SIR DAVID MAXWELL-FYFE: Then let us take Number 3, take the Social Democratic Party, that was a party which had taken a great share in the Government of Germany and of Prussia for the years since the war. Did you think it right, morally right, to make that party illegal and unable to take any further share in the carrying on of the country?
VON NEURATH: No, certainly not. But I do not at all know...
SIR DAVID MAXWELL-FYFE: Let us get it clear. Did you think it right or not?
VON NEURATH: I just told you “No” but I do not at all know whether you...
SIR DAVID MAXWELL-FYFE: What did you do to protest against that? What did you do to protest against the dissolution of the Social Democratic Party?
VON NEURATH: The most I could do against this dissolution was to state my objections.

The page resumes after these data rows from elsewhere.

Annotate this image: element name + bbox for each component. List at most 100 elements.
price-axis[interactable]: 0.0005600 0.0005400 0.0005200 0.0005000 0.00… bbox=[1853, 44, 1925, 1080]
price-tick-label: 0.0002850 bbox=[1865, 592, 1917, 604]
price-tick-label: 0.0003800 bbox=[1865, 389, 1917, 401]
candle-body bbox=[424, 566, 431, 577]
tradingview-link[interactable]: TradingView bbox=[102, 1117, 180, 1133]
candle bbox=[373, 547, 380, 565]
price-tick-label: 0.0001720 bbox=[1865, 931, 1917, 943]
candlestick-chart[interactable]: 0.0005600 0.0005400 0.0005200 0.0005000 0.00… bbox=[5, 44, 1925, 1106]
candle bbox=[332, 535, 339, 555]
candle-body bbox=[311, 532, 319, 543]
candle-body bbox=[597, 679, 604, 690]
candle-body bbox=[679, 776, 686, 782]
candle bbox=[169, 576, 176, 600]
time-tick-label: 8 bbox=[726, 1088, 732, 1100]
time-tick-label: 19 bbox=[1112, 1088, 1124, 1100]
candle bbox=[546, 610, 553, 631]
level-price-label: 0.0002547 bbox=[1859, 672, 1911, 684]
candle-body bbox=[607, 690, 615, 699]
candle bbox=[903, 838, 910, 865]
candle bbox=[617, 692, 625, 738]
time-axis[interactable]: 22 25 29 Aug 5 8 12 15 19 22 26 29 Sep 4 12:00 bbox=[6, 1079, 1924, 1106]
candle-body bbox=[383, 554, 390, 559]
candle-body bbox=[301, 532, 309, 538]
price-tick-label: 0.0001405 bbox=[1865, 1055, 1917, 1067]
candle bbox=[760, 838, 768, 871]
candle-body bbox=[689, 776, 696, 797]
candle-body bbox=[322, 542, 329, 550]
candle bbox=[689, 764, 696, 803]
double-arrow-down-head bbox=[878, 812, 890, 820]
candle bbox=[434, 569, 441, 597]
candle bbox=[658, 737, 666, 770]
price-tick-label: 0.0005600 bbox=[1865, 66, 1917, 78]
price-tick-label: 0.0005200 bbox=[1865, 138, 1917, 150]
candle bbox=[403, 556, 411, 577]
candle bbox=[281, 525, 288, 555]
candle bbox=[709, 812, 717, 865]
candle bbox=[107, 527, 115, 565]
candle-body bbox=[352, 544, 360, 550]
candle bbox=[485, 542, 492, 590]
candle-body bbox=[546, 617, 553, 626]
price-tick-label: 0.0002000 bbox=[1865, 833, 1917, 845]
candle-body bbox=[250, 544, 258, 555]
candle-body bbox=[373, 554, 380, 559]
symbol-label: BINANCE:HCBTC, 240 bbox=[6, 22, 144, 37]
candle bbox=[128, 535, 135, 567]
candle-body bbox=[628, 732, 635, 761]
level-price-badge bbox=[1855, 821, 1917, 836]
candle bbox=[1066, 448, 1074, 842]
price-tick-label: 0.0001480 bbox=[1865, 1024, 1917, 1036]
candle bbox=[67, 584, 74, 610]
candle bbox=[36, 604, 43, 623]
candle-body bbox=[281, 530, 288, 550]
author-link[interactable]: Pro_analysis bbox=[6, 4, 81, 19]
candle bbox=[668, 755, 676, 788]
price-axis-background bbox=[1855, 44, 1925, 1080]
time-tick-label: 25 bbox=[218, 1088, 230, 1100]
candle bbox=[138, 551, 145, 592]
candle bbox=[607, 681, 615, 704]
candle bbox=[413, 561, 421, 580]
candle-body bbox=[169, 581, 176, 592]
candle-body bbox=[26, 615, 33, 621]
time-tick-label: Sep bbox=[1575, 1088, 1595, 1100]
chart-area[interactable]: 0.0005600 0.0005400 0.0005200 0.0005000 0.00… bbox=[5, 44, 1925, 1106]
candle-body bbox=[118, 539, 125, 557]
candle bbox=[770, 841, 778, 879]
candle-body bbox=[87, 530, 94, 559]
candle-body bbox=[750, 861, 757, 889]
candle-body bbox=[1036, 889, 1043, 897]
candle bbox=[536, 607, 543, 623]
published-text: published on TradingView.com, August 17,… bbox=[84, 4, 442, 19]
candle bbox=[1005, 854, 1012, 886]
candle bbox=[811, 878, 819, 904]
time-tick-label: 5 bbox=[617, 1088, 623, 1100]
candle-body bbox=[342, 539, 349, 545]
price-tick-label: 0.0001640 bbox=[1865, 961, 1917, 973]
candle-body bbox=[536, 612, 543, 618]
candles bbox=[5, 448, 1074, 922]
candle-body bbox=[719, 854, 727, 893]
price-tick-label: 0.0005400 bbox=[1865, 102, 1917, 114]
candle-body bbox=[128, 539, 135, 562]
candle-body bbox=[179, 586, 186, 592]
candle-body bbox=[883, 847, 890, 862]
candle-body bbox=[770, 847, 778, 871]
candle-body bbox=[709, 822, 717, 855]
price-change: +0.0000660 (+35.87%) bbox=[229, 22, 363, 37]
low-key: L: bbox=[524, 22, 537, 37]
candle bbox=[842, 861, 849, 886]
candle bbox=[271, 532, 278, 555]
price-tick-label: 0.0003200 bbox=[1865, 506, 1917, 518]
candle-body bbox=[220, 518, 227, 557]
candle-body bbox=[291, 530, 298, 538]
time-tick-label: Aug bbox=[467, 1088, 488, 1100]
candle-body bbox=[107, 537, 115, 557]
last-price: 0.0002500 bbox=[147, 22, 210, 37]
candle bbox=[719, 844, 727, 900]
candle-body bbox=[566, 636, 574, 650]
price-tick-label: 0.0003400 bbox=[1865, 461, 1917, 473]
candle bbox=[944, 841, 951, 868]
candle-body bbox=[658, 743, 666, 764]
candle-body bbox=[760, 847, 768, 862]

SIR DAVID MAXWELL-FYFE: To whom did you state your objection against the dissolution of the Social Democratic Party?
VON NEURATH: To Hitler, again and again.
SIR DAVID MAXWELL-FYFE: Again and again you didn’t raise the dissolution of the parties, the opposition parties? You never raised that in the Cabinet; that is right, isn’t it?
VON NEURATH: I cannot remember whether this question was discussed in the Cabinet; I do not know any more.